Mattilda Bernstein Sycamore is the author, most recently, of Terry Dactyl (Coffee House Press, 2025; UK edition Cypher Press), described by the New York Times Book Review as "a remarkably grounded look at what it means to be fully alive," and by a starred review in Publishers Weekly as "a shimmering tale of art, drugs, and friendship spanning from the AIDS crisis to the Covid-19 pandemic." Her previous book, Touching the Art (Soft Skull, 2023), was a Washington State Book Award Finalist in 2024 and a Pacific Northwest Book Award Finalist in 2025. Her other books include: The Freezer Door (Semiotext(e), 2020), a New York Times Editors’ Choice, one of Oprah Magazine’s Best LGBTQ Books of 2020, and a finalist for the PEN/Jean Stein Book Award; and three novels: Sketchtasy (Arsenal Pulp Press, 2018), one of NPR’s Best Books of 2018; So Many Ways to Sleep Badly (City Lights, 2008), which Michelle Tea called, “a breathtakingly poetic (and hilarious) book”; and Pulling Taffy (Suspect Thoughts Press, 2003).
Her memoir, The End of San Francisco (City Lights, 2013) won a LAMBDA Literary Award.

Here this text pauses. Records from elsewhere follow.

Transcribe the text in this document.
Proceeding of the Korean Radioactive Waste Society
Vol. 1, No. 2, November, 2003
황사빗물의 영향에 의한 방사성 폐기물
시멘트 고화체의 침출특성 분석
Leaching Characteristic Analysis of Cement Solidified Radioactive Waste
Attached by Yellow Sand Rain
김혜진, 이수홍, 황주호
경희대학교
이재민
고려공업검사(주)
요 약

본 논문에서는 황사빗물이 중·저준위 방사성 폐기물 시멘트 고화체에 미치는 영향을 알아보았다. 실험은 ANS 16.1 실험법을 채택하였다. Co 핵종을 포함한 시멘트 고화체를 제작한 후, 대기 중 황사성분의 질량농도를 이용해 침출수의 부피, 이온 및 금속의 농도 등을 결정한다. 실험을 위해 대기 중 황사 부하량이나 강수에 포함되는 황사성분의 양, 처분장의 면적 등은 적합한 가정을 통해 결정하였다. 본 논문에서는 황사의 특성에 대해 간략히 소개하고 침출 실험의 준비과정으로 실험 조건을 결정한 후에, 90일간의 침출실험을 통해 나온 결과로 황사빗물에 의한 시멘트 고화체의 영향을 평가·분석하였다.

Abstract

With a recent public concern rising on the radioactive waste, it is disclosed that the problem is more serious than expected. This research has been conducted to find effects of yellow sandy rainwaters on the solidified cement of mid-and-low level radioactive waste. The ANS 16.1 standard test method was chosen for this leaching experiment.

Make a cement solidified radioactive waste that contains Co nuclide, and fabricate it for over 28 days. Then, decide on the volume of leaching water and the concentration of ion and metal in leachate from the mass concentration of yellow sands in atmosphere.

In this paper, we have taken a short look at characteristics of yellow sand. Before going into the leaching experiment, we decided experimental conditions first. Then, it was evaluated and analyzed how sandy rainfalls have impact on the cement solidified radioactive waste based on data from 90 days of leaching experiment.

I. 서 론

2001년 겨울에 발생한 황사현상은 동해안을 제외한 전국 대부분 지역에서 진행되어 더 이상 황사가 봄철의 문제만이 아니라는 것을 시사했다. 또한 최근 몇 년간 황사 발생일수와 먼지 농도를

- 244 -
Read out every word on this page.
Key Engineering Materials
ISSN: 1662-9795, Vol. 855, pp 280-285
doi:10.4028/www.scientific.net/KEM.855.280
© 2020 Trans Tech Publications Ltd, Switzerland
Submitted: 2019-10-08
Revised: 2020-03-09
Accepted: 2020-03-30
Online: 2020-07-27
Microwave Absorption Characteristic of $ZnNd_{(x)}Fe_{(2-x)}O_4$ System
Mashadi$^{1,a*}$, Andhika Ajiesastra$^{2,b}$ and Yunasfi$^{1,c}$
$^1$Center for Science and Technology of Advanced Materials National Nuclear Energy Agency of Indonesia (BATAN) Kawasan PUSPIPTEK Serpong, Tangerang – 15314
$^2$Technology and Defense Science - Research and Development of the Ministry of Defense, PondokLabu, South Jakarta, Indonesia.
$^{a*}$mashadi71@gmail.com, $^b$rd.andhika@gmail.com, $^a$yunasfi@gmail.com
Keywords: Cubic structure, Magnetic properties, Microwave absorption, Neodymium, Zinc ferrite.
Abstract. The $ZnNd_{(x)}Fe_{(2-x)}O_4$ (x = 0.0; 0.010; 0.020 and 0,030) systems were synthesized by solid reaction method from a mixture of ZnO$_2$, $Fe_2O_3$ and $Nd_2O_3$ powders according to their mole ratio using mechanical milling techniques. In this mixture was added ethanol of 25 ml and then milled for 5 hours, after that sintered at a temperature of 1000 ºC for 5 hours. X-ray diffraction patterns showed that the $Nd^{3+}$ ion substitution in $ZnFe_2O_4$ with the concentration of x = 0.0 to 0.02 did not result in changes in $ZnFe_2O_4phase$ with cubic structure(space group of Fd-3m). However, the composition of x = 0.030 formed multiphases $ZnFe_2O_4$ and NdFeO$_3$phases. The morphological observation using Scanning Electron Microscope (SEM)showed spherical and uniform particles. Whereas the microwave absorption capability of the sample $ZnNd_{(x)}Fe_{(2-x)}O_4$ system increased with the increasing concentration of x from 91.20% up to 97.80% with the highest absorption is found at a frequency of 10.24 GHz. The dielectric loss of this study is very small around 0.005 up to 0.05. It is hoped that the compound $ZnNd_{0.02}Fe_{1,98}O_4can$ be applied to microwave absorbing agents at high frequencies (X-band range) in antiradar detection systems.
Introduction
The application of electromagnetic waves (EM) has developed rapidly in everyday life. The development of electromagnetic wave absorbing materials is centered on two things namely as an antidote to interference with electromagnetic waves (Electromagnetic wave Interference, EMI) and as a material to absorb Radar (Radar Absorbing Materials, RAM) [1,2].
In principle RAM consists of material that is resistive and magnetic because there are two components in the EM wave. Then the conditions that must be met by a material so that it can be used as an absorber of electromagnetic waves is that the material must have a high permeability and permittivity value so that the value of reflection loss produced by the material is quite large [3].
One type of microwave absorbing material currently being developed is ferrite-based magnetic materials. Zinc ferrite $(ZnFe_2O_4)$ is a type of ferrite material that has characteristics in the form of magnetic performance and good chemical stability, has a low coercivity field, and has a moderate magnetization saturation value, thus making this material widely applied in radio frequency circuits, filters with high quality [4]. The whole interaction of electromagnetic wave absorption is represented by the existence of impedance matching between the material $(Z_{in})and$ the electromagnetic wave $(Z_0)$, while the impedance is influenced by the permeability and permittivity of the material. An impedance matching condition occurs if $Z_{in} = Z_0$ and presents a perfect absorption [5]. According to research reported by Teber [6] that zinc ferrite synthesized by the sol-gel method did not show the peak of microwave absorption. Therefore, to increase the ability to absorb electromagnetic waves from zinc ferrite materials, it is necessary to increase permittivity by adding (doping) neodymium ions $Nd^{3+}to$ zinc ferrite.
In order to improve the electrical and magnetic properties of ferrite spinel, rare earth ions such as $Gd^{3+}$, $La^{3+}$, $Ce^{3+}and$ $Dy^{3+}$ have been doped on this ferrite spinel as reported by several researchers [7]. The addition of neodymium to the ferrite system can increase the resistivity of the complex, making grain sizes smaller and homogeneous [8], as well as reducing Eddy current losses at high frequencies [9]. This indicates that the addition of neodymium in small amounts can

She is the editor of six anthologies: Between Certain Death and a Possible Future: Queer Writing on Growing Up with the AIDS Crisis (Arsenal Pulp Press, 2021), Why Are Faggots So Afraid Of Faggots?: Flaming Challenges to Masculinity, Objectification, and the Desire to Conform (AK Press, 2012), Nobody Passes: Rejecting the Rules of Gender and Conformity (Seal Press, 2006), That’s Revolting!: Queer Strategies for Resisting Assimilation (Soft Skull Press, 2004), Dangerous Families: Queer Writing on Surviving (Routledge, 2004) and Tricks and Treats: Sex Workers Write about Their Clients (Routledge, 2000.)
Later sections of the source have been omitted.